Ink has been spilled and recorders have been filled over Doug Wilson's comments that a culture change is needed in San Jose after the events of the last postseason. You know where I stand on the matter, but that post and that opinion is all in good fun. It's just hockey. In related just hockey news, the Toronto Maple Leafs hired 28-year-old wunderkind Kyle Dubas yesterday as their new assistant general manager.
Twitter was abuzz, as it always is when the Toronto Maple Leafs do literally anything. This was different though -- this was smart. Fired were two dinosaurs who consistently resisted the "statistical movement" and hired is a guy who embodies a lot of what the fancy-stats-nerds love about the game of hockey. That's great, good for the Maple Leafs, good for their fans, whatever.
There's more to the story. Dubas was hired from the Soo Greyhounds, a junior hockey team in the Ontario Hockey League. While there, Dubas did a lot of great hockey-related things; he also played a part in a really shitty real-life-thing. You know, the kind of stuff that actually matters. This story in the Winnipeg Free Press from 2012 should paint a pretty clear picture for you. I'll wait.
Right, so three players were charged with sexual assault and they were, inexplicably, not suspended. That's part of the problem. Equally disturbing is this quote from Dubas from the same article.
Cousins, Fritsch and Petaccio are being treated with similar kid gloves. They are attending a "confidential behavioural wellness program" because they need help dealing "with the stress associated with the charges," according to Greyhounds GM Kyle Dubas. Despite the severity of the charges, the team has not suspended them.
Haha, they need help dealing with the stress of the charges. The stress of the charges of sexually assaulting a girl. That's what Dubas decided was information important enough to relay to the media. It gets...less good.
"The people running the (confidential) program are going to give us the nod of approval when they feel all three young men are ready to be reintegrated back into the team," said Dubas on Sept. 4. "They'll give us the approval on it when they believe the boys are ready... Hockey is not the priority for them right now."
Let me be clear: the problem here is 100 percent the tone of the statements being made by Dubas. These MEN (they are not BOYS, for God's sakes) have been charged with sexually assaulting a woman and are being treated like a couple of teenagers who made the mistake of drinking too much one night and missing a practice the next morning. The concern in this situation is not on the MEN who are accused of ASSAULT -- the concern ought to be on the VICTIM of these alleged attacks.
The charges were dropped in 2013, which I imagine will be of particular interest to some of the less savory portions of the Internet. The point isn't whether or not the alleged assault took place, it's the light, seemingly uncaring way that Dubas handled it. Someone in charge of young men should be doing a much, much better job of conveying the severity of a situation like this.
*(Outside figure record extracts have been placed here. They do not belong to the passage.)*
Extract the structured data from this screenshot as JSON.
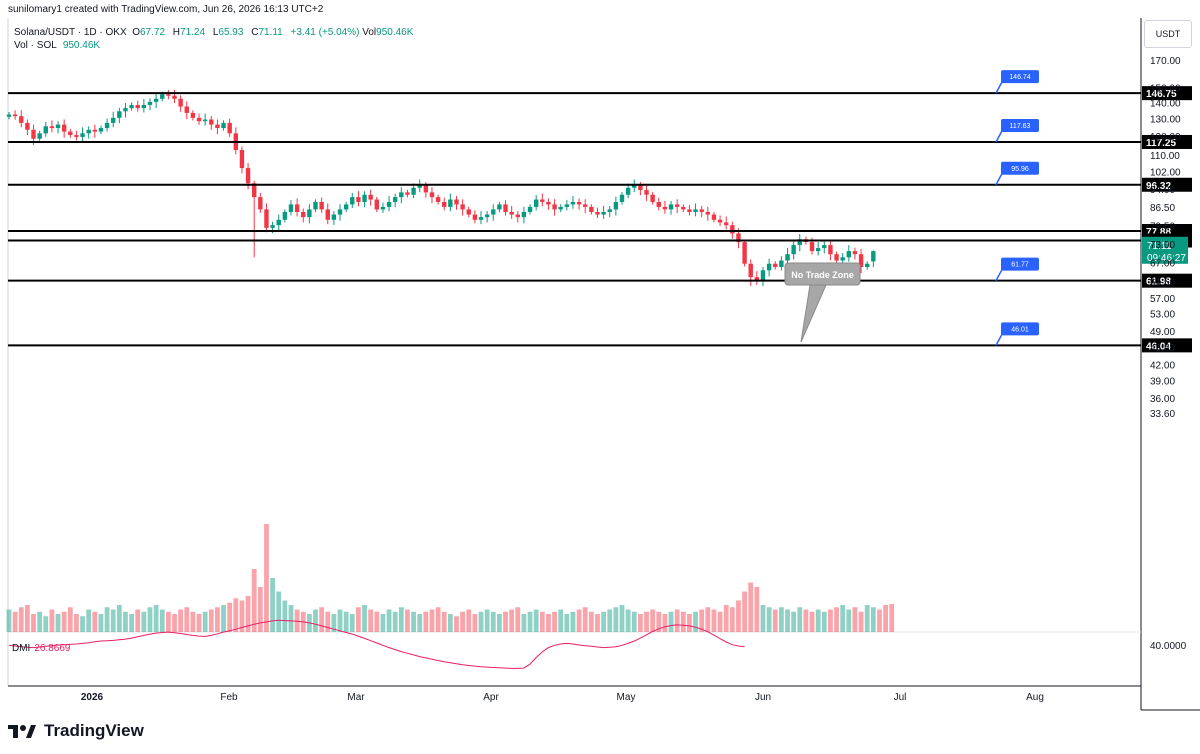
{
  "header": {
    "created_line": "sunilomary1 created with TradingView.com, Jun 26, 2026 16:13 UTC+2",
    "symbol": "Solana/USDT · 1D · OKX",
    "open_label": "O",
    "open": "67.72",
    "high_label": "H",
    "high": "71.24",
    "low_label": "L",
    "low": "65.93",
    "close_label": "C",
    "close": "71.11",
    "change": "+3.41 (+5.04%)",
    "vol_label": "Vol",
    "vol": "950.46K",
    "vol_sol_label": "Vol · SOL",
    "vol_sol": "950.46K"
  },
  "currency": "USDT",
  "indicator": {
    "name": "DMI",
    "value": "26.8669"
  },
  "brand": "TradingView",
  "colors": {
    "up": "#089981",
    "down": "#f23645",
    "dmi": "#e91e63",
    "level": "#000000",
    "tag": "#2962ff",
    "callout": "#a7a7a7"
  },
  "chart_data": {
    "type": "candlestick",
    "title": "",
    "x_ticks": [
      "2026",
      "Feb",
      "Mar",
      "Apr",
      "May",
      "Jun",
      "Jul",
      "Aug"
    ],
    "y_ticks": [
      "170.00",
      "150.00",
      "140.00",
      "130.00",
      "120.00",
      "110.00",
      "102.00",
      "94.00",
      "86.50",
      "79.50",
      "73.00",
      "67.00",
      "61.50",
      "57.00",
      "53.00",
      "49.00",
      "45.50",
      "42.00",
      "39.00",
      "36.00",
      "33.60"
    ],
    "y_scale": "log",
    "dmi_axis_label": "40.0000",
    "levels": [
      {
        "value": "146.75",
        "tag": "146.74"
      },
      {
        "value": "117.25",
        "tag": "117.63"
      },
      {
        "value": "96.32",
        "tag": "95.96"
      },
      {
        "value": "77.88",
        "tag": ""
      },
      {
        "value": "74.55",
        "tag": ""
      },
      {
        "value": "61.98",
        "tag": "61.77"
      },
      {
        "value": "46.04",
        "tag": "46.01"
      }
    ],
    "last_price": {
      "value": "71.11",
      "countdown": "09:46:27"
    },
    "annotation": "No Trade Zone",
    "closes": [
      133,
      132,
      128,
      124,
      119,
      122,
      126,
      125,
      127,
      123,
      121,
      120,
      122,
      124,
      123,
      125,
      128,
      131,
      135,
      137,
      139,
      137,
      139,
      141,
      143,
      146,
      145,
      143,
      138,
      134,
      131,
      129,
      130,
      127,
      125,
      128,
      122,
      113,
      104,
      97,
      91,
      86,
      79,
      80,
      82,
      85,
      88,
      85,
      83,
      86,
      89,
      86,
      82,
      84,
      86,
      88,
      91,
      89,
      92,
      90,
      86,
      87,
      89,
      91,
      93,
      92,
      95,
      96,
      93,
      91,
      89,
      87,
      90,
      88,
      86,
      84,
      82,
      83,
      84,
      86,
      88,
      85,
      84,
      83,
      85,
      87,
      90,
      89,
      88,
      86,
      87,
      88,
      89,
      88,
      87,
      85,
      84,
      85,
      86,
      89,
      92,
      95,
      96,
      94,
      92,
      89,
      87,
      86,
      88,
      87,
      86,
      85,
      86,
      85,
      84,
      82,
      81,
      80,
      77,
      74,
      67,
      63,
      62,
      65,
      67,
      66,
      68,
      70,
      73,
      75,
      74,
      71,
      72,
      73,
      70,
      68,
      69,
      71,
      70,
      66,
      67,
      71
    ],
    "volume_ratio": [
      0.5,
      0.45,
      0.55,
      0.6,
      0.4,
      0.45,
      0.35,
      0.5,
      0.4,
      0.45,
      0.55,
      0.4,
      0.35,
      0.5,
      0.45,
      0.4,
      0.55,
      0.5,
      0.6,
      0.45,
      0.4,
      0.5,
      0.45,
      0.55,
      0.6,
      0.5,
      0.45,
      0.4,
      0.5,
      0.55,
      0.45,
      0.4,
      0.45,
      0.5,
      0.55,
      0.6,
      0.65,
      0.75,
      0.7,
      0.8,
      1.4,
      1.0,
      2.4,
      1.2,
      0.9,
      0.7,
      0.6,
      0.5,
      0.45,
      0.4,
      0.5,
      0.55,
      0.45,
      0.4,
      0.5,
      0.45,
      0.4,
      0.55,
      0.6,
      0.5,
      0.45,
      0.4,
      0.5,
      0.45,
      0.55,
      0.5,
      0.45,
      0.4,
      0.45,
      0.5,
      0.55,
      0.45,
      0.4,
      0.35,
      0.45,
      0.5,
      0.4,
      0.45,
      0.5,
      0.45,
      0.4,
      0.45,
      0.5,
      0.55,
      0.4,
      0.45,
      0.5,
      0.45,
      0.4,
      0.45,
      0.5,
      0.4,
      0.45,
      0.5,
      0.55,
      0.45,
      0.4,
      0.45,
      0.5,
      0.55,
      0.6,
      0.5,
      0.45,
      0.4,
      0.45,
      0.5,
      0.45,
      0.4,
      0.45,
      0.5,
      0.45,
      0.4,
      0.45,
      0.5,
      0.55,
      0.5,
      0.45,
      0.6,
      0.55,
      0.7,
      0.9,
      1.1,
      1.0,
      0.6,
      0.55,
      0.5,
      0.55,
      0.5,
      0.45,
      0.55,
      0.5,
      0.45,
      0.5,
      0.45,
      0.5,
      0.55,
      0.6,
      0.5,
      0.55,
      0.45,
      0.6,
      0.55,
      0.5,
      0.6,
      0.62
    ],
    "dmi_values": [
      40.2,
      40.0,
      39.8,
      39.6,
      39.5,
      39.7,
      39.9,
      40.1,
      40.3,
      40.4,
      40.5,
      40.6,
      40.8,
      41.0,
      41.3,
      41.5,
      41.6,
      41.7,
      41.9,
      42.1,
      42.4,
      42.8,
      43.2,
      43.6,
      43.9,
      44.1,
      44.2,
      44.0,
      43.8,
      43.5,
      43.2,
      43.0,
      42.9,
      43.2,
      43.7,
      44.2,
      44.6,
      45.1,
      45.6,
      46.1,
      46.6,
      47.0,
      47.3,
      47.6,
      47.8,
      47.7,
      47.6,
      47.5,
      47.3,
      47.0,
      46.6,
      46.1,
      45.6,
      45.1,
      44.6,
      44.1,
      43.6,
      43.0,
      42.3,
      41.6,
      40.9,
      40.2,
      39.5,
      38.9,
      38.3,
      37.8,
      37.3,
      36.8,
      36.4,
      36.0,
      35.6,
      35.2,
      34.9,
      34.6,
      34.3,
      34.1,
      33.9,
      33.7,
      33.6,
      33.5,
      33.4,
      33.3,
      33.2,
      33.2,
      33.3,
      34.5,
      36.5,
      38.2,
      39.5,
      40.2,
      40.6,
      40.8,
      40.6,
      40.3,
      40.1,
      39.9,
      39.7,
      39.5,
      39.6,
      39.8,
      40.2,
      40.8,
      41.5,
      42.4,
      43.4,
      44.4,
      45.2,
      45.8,
      46.2,
      46.4,
      46.3,
      46.1,
      45.7,
      45.1,
      44.3,
      43.3,
      42.2,
      41.2,
      40.4,
      40.0,
      39.8
    ]
  }
}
He's not in control of young men anymore. In fact, there's a very low likelihood that he will be faced with this problem again; but it's part of his story -- it's part of the story. Just not a part of any of the coverage I have read in the 24 hours since his hiring (I'm welcome to be shown evidence to the contrary, of course). I understand this isn't part of the old school vs. new school that journalists want to write about -- and that's fine. That is going to be the main focus of the story; but don't tell me that there's no place for this bit of history to be mentioned along with it.When telling a story, as is a journalist's job, it's important to make it as complete as possible. I feel like the hockey community has failed - again. The culture change needed in hockey isn't the one described by Wilson. There are two culture changes we need:
1. A change to a culture in the locker room and in the organizations that treat sexual assault as seriously as they need to. They're not even close right now as evidenced by the fact that this stuff keeps happening.
2. A change in sports journalism culture to one where journalists do their damn job and tell the whole story, not just the parts they want to tell.
The kind of heart and grit we need in hockey is empathy towards alleged victims, and the resolve to deal with the accused in a manner befitting what they are accused of.
So how about we take a break from celebrating someone who knows how a calculator works long enough to acknowledge the story.